Middleton is one of only a handful of districts we found that decreased money spent on subs, even though they had an increase in teacher days missed. Administrators say with budget cuts now having compounded for five years, every little cost counts.
The discretionary dollars we had five years ago, is nowhere near what we're getting now. It's so much lower and it just makes budgeting and monitoring your budget so much more important because you have less dollars to work with, Darren Uranga, Middleton School District Director of Finance and Operations, said.
Schools choose different ways to work with teacher absences
Middleton is still evaluating if quality was maintained when they started using different methods for cutting the amount of subs brought in.
We're weighing that now... to see if there was any negative effect on students, but principals reflect back to us and say they think the kids are getting as good or better education that they have, Bauscher said.
Some schools say they'll keep paying the cost of subs, because in some cases, like Homedale, there's already a lack of school days with furloughs in place since state cuts.
So it's extremely important that we take advantage of every instructional minute that we have, and that includes having substitutes in there who can help us continue that instruction, Sauer said.
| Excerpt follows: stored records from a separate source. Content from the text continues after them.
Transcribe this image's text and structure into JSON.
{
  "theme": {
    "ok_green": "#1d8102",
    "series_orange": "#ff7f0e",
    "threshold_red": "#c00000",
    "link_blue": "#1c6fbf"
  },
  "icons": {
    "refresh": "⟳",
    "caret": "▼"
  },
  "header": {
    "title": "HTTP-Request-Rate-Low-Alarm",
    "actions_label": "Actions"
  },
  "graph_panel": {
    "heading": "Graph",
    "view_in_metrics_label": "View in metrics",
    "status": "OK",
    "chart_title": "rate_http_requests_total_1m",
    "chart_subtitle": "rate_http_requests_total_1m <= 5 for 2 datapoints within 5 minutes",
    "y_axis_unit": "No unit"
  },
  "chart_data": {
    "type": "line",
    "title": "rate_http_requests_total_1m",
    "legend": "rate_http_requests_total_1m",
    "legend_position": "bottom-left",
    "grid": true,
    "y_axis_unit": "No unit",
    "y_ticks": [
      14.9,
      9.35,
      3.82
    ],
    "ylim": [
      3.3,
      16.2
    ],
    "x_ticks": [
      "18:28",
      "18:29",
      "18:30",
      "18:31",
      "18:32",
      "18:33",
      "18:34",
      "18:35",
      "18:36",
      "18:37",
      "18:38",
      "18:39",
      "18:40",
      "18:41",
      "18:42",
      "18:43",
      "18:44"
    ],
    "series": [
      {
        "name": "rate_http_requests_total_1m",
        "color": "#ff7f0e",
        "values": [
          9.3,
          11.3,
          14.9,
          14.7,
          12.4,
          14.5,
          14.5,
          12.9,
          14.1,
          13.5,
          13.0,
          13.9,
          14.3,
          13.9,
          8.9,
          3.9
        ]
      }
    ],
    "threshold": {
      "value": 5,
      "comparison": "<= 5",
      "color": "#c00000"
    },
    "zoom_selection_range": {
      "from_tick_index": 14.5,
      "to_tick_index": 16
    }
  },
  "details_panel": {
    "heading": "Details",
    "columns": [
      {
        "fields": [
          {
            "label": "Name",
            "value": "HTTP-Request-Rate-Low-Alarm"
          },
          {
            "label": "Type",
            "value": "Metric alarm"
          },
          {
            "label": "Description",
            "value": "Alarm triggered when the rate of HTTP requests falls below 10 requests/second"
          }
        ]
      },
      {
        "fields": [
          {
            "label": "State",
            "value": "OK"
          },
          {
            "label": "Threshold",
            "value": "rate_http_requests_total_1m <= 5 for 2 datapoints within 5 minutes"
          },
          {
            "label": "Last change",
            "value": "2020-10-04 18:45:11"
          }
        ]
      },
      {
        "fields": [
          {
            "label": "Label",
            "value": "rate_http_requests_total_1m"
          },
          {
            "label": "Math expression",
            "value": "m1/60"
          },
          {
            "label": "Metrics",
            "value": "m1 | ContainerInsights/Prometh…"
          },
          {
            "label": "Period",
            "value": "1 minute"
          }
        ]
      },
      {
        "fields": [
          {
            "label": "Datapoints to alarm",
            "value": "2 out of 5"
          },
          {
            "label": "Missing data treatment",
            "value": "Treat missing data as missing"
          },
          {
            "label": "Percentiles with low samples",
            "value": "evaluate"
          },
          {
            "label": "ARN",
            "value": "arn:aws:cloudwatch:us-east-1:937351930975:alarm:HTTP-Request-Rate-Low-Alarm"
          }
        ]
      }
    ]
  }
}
Sub costs are generally less than 1% of district budgets
To keep these costs in perspective, the cost to pay for subs averages less than 1 percent of most school budgets, according to the numbers collected. But in a time when every dollar needs to be stretched, administrators say even a little money means a lot.
Districts responding, at least in part, and included in this story are: Blaine County, Boise, Bruneau-Grandview, Buhl, Caldwell, Cambridge, Cascade, Emmett, Fruitland, Hagerman, Homedale, Jerome, Joint School District #2 (Meridian), Marsing, Melba, Middleton, Nampa, Parma, Twin Falls, Vallivue and Weiser.
Note: Districts vary greatly in size, and school years are different lengths. For this report, most schools responded with numbers reflective of teacher-contract days per year and absences associated with that school calendar.